Die Einkommen der Milchbauern sind entsprechend niedrig: "Bei einem Betrieb mit 80 Kühen komme ich auf einen Stundenlohn von etwa 10 Euro", sagt IFCN-Direktor Hemme. "Das Einzige, was den Strukturwandel aufhalten könnte, wäre eine erhebliche Wirtschaftskrise mit einer Halbierung der Löhne in Deutschland. Dann wären die Einkommen in der Landwirtschaft wieder konkurrenzfähig."
Von Seiten der Politik bekommen die Landwirte oft zu hören, sie sollten auf Bio umstellen. Zwar lassen sich mit Biomilch tatsächlich bessere Preise erzielen. Aber weil auch die Kosten entsprechend höher sind, leiden Biobauern unter dem gleichen Strukturproblem mangelnder Profitabilität wie ihre konventionell wirtschaftenden Kollegen.
Außerdem steigt die Nachfrage der Verbraucher nach Biomilch offenbar nicht so schnell wie das Angebot: "Wir haben Betriebe, die an einer Umstellung auf Bio interessiert sind, und keine Molkerei finden, die ihnen die Milch abnehmen würde", sagt Schnakenberg.

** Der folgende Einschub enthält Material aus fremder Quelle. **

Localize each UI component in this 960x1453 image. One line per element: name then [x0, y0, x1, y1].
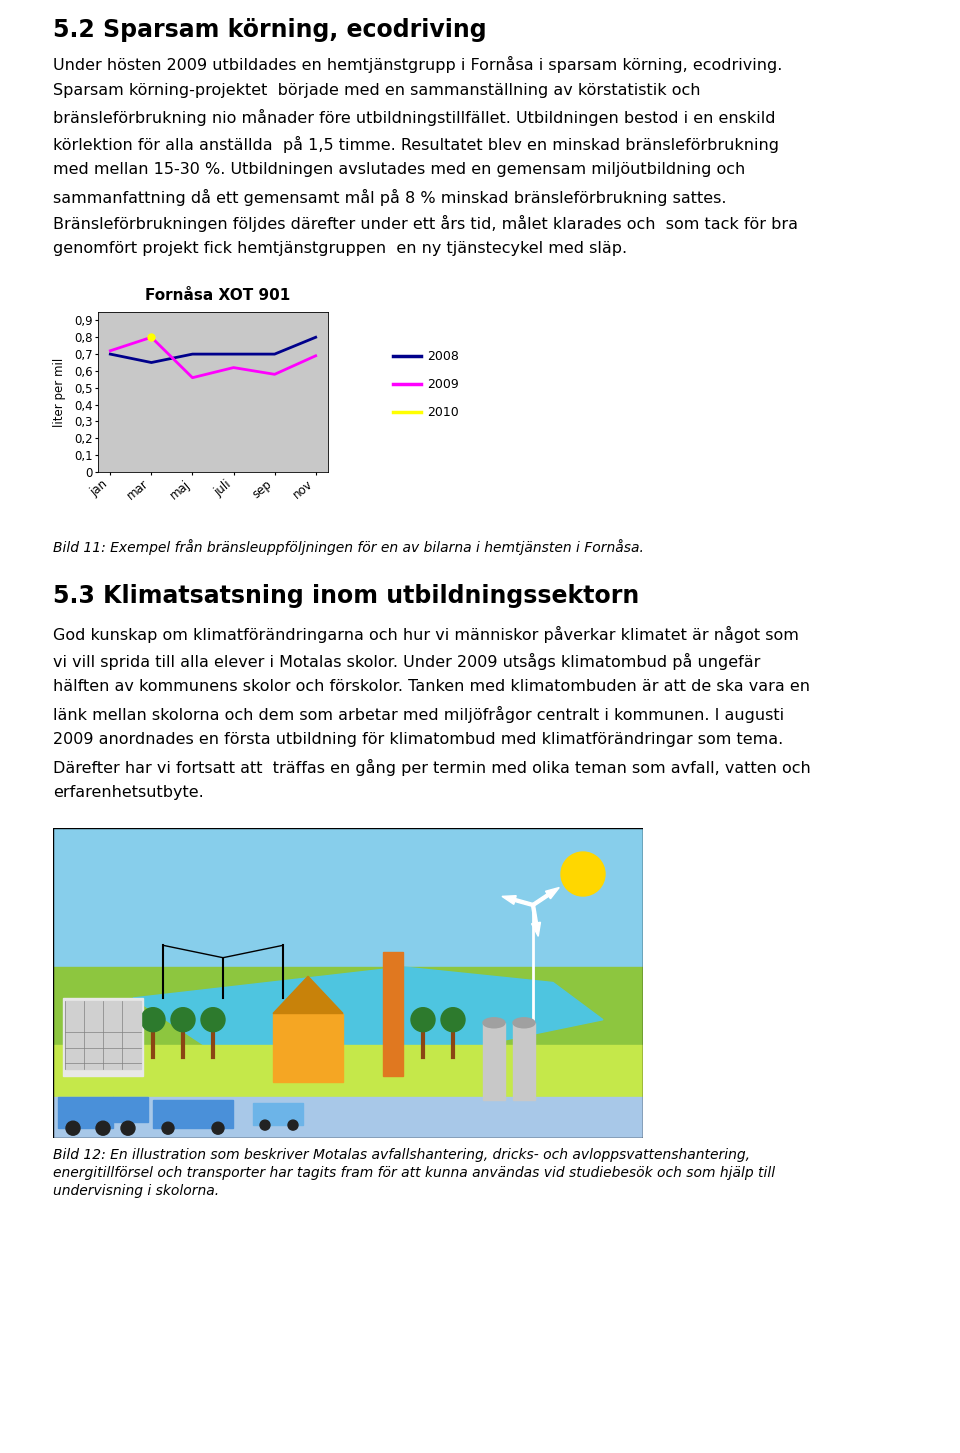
Text: energitillförsel och transporter har tagits fram för att kunna användas vid stud: energitillförsel och transporter har tag… [53, 1165, 775, 1180]
Circle shape [96, 1122, 110, 1135]
Text: 2009 anordnades en första utbildning för klimatombud med klimatförändringar som : 2009 anordnades en första utbildning för… [53, 732, 783, 747]
Bar [273, 1014, 343, 1081]
Text: Fornåsa XOT 901: Fornåsa XOT 901 [145, 288, 291, 304]
Polygon shape [133, 968, 603, 1051]
FancyArrow shape [532, 905, 540, 936]
Text: länk mellan skolorna och dem som arbetar med miljöfrågor centralt i kommunen. I : länk mellan skolorna och dem som arbetar… [53, 706, 784, 722]
Text: liter per mil: liter per mil [53, 357, 65, 427]
Bar [65, 1001, 141, 1069]
Text: körlektion för alla anställda  på 1,5 timme. Resultatet blev en minskad bränslef: körlektion för alla anställda på 1,5 tim… [53, 135, 779, 153]
Text: erfarenhetsutbyte.: erfarenhetsutbyte. [53, 785, 204, 801]
Text: Under hösten 2009 utbildades en hemtjänstgrupp i Fornåsa i sparsam körning, ecod: Under hösten 2009 utbildades en hemtjäns… [53, 57, 782, 73]
Bar [113, 1097, 148, 1122]
Polygon shape [273, 976, 343, 1014]
Bar [53, 968, 643, 1138]
Circle shape [411, 1008, 435, 1032]
Bar [63, 998, 143, 1075]
Bar [253, 1103, 303, 1125]
Ellipse shape [513, 1017, 535, 1027]
Bar [483, 1023, 505, 1100]
Ellipse shape [483, 1017, 505, 1027]
Circle shape [121, 1122, 135, 1135]
Text: 2008: 2008 [427, 350, 459, 363]
Text: Därefter har vi fortsatt att  träffas en gång per termin med olika teman som avf: Därefter har vi fortsatt att träffas en … [53, 758, 811, 776]
Bar [153, 1100, 233, 1128]
Bar [383, 952, 403, 1075]
Circle shape [171, 1008, 195, 1032]
Text: 5.2 Sparsam körning, ecodriving: 5.2 Sparsam körning, ecodriving [53, 17, 487, 42]
Circle shape [66, 1122, 80, 1135]
Text: bränsleförbrukning nio månader före utbildningstillfället. Utbildningen bestod i: bränsleförbrukning nio månader före utbi… [53, 109, 776, 126]
FancyArrow shape [532, 888, 560, 907]
Text: sammanfattning då ett gemensamt mål på 8 % minskad bränsleförbrukning sattes.: sammanfattning då ett gemensamt mål på 8… [53, 189, 727, 205]
Text: Sparsam körning-projektet  började med en sammanställning av körstatistik och: Sparsam körning-projektet började med en… [53, 83, 701, 97]
Circle shape [212, 1122, 224, 1135]
Text: 2010: 2010 [427, 405, 459, 418]
Text: med mellan 15-30 %. Utbildningen avslutades med en gemensam miljöutbildning och: med mellan 15-30 %. Utbildningen avsluta… [53, 161, 745, 177]
Circle shape [260, 1120, 270, 1130]
Circle shape [141, 1008, 165, 1032]
FancyArrow shape [502, 895, 534, 907]
Text: undervisning i skolorna.: undervisning i skolorna. [53, 1184, 219, 1197]
Circle shape [561, 851, 605, 897]
Text: God kunskap om klimatförändringarna och hur vi människor påverkar klimatet är nå: God kunskap om klimatförändringarna och … [53, 626, 799, 644]
Bar [58, 1097, 113, 1128]
Text: 2009: 2009 [427, 378, 459, 391]
Text: Bild 11: Exempel från bränsleuppföljningen för en av bilarna i hemtjänsten i For: Bild 11: Exempel från bränsleuppföljning… [53, 539, 644, 555]
Circle shape [441, 1008, 465, 1032]
Text: vi vill sprida till alla elever i Motalas skolor. Under 2009 utsågs klimatombud : vi vill sprida till alla elever i Motala… [53, 652, 760, 670]
Text: 5.3 Klimatsatsning inom utbildningssektorn: 5.3 Klimatsatsning inom utbildningssekto… [53, 584, 639, 607]
Bar [53, 1045, 643, 1138]
Text: hälften av kommunens skolor och förskolor. Tanken med klimatombuden är att de sk: hälften av kommunens skolor och förskolo… [53, 679, 810, 695]
Bar [513, 1023, 535, 1100]
Text: Bränsleförbrukningen följdes därefter under ett års tid, målet klarades och  som: Bränsleförbrukningen följdes därefter un… [53, 215, 798, 232]
Circle shape [288, 1120, 298, 1130]
Text: Bild 12: En illustration som beskriver Motalas avfallshantering, dricks- och avl: Bild 12: En illustration som beskriver M… [53, 1148, 750, 1161]
Circle shape [201, 1008, 225, 1032]
Text: genomfört projekt fick hemtjänstgruppen  en ny tjänstecykel med släp.: genomfört projekt fick hemtjänstgruppen … [53, 241, 627, 257]
Bar [53, 1097, 643, 1138]
Circle shape [162, 1122, 174, 1135]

Sollte die EU in der nächsten Förderperiode tatsächlich wie geplant die Zuschüsse kürzen, würde das im Norden die Biobauern sogar härter treffen als konventionelle, rechnet Schnakenberg vor: "Die Prämien machen bei konventionellen Betrieben hier in Norddeutschland etwa 3 Cent pro Kilo Milch aus, eine Kürzung von zehn Prozent würde da nicht sehr ins Gewicht fallen", sagt der Experte. "Bei den Biobetrieben sind es 15 Cent. Wenn man die Prämien kürzt, wird der Druck auf die Biobetriebe größer sein als auf konventionelle Betriebe."
Im Süden würde eine Kürzung der EU-Zuschüsse wohl auch die konventionellen Betriebe hart treffen: "Die Einnahmen eines bayerischen Durchschnittsbetriebs setzen sich zu etwa 80 Prozent aus Transferzahlungen und zu 20 Prozent aus den erwirtschafteten Erträgen zusammen", sagt IFCN-Direktor Hemme. "Wenn die Transferzahlungen reduziert werden, wird das den Strukturwandel beschleunigen."